Poet, playwright, rebel, and seeker of erotic pleasure through all of its nuanced and varied means, the Marquis de Sade literally embodied sadism. This libidinous French aristocrat spent nearly half of his life in various prisons and insane asylums for committing heinous acts of sexual torture, but while imprisoned, he wrote some of his most famous work (and even put on plays with the rest of the inmates). When he wasn't popularizing the concept of sadism and erotica in the Western world, De Sade also played a very minor part in the French Revolution.

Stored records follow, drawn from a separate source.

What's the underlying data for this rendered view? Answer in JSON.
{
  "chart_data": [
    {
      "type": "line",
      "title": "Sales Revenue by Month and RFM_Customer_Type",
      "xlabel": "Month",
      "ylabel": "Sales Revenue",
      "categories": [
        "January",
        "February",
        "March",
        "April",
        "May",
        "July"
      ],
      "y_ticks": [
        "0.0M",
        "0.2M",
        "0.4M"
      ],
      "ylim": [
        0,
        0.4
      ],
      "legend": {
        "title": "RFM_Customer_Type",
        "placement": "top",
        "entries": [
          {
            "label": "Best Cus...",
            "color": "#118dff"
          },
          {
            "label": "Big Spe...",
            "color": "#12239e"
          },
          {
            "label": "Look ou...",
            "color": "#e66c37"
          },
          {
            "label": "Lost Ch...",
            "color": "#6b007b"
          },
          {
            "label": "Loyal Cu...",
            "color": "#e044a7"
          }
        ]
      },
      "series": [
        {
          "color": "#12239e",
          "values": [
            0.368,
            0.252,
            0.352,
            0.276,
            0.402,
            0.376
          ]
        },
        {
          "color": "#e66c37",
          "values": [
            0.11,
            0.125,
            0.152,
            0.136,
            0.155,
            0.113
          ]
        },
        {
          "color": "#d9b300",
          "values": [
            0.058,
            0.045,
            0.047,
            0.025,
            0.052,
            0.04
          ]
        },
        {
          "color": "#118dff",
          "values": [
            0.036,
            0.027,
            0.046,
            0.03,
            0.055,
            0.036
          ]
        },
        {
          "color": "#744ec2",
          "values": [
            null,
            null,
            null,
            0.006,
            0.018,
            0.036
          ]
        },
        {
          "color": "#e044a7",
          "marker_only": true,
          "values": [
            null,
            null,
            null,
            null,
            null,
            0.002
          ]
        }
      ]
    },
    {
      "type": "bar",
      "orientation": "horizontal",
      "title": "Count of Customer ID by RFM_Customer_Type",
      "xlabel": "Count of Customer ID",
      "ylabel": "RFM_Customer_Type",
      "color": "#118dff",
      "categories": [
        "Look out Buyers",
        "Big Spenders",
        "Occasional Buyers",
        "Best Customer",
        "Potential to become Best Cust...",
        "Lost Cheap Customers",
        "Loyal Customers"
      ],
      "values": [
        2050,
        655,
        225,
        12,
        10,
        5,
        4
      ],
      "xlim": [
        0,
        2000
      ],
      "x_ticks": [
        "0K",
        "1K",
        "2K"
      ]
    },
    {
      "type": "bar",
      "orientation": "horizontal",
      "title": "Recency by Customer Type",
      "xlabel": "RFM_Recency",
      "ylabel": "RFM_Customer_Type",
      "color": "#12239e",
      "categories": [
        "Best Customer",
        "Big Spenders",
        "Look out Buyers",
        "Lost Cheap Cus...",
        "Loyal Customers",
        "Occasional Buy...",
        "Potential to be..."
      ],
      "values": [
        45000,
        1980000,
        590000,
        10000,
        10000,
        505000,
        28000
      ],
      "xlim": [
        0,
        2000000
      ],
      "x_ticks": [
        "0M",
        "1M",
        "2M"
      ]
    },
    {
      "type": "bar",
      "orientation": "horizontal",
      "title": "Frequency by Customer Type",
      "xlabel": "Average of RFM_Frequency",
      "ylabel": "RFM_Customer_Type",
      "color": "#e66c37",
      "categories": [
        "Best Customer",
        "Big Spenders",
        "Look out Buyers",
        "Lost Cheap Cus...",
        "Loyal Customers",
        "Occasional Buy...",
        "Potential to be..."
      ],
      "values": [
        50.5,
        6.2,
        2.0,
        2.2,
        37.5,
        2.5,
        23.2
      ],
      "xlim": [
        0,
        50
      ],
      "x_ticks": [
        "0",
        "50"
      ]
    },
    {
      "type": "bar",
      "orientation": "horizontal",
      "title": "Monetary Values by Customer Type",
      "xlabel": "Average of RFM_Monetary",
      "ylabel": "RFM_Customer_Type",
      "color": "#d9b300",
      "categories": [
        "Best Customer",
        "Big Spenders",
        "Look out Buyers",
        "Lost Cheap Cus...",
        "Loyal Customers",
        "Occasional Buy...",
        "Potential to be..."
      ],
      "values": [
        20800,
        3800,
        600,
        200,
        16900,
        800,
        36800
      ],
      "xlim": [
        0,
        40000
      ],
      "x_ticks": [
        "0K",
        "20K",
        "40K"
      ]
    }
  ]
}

As with just about everything about this controversial figure, however, even his place in the great upending of France and his critical work on sexuality aren't what they seem to the naked eye.

The Spoiled Marquis

Born in the Hôtel de Condé in Paris on June 2, 1740, Donatien Alphonse François (or the Marquis de Sade, as he came to be known) was the only surviving child of the Comte and Comtesse de Sade. Like many children born into wealth, he was raised by servants who doted on his every whim, molding him into a petulant and spoiled child.

He was sent to school at the Lycée Louis-le-Grand in Paris, where he studied under priests who were just as content to dole out violent punishments as they were to educate. As a result of his disobedience, De Sade was routinely flogged, a ritual of pain that shaped his psyche forever. He spent the rest of his life chasing the pain.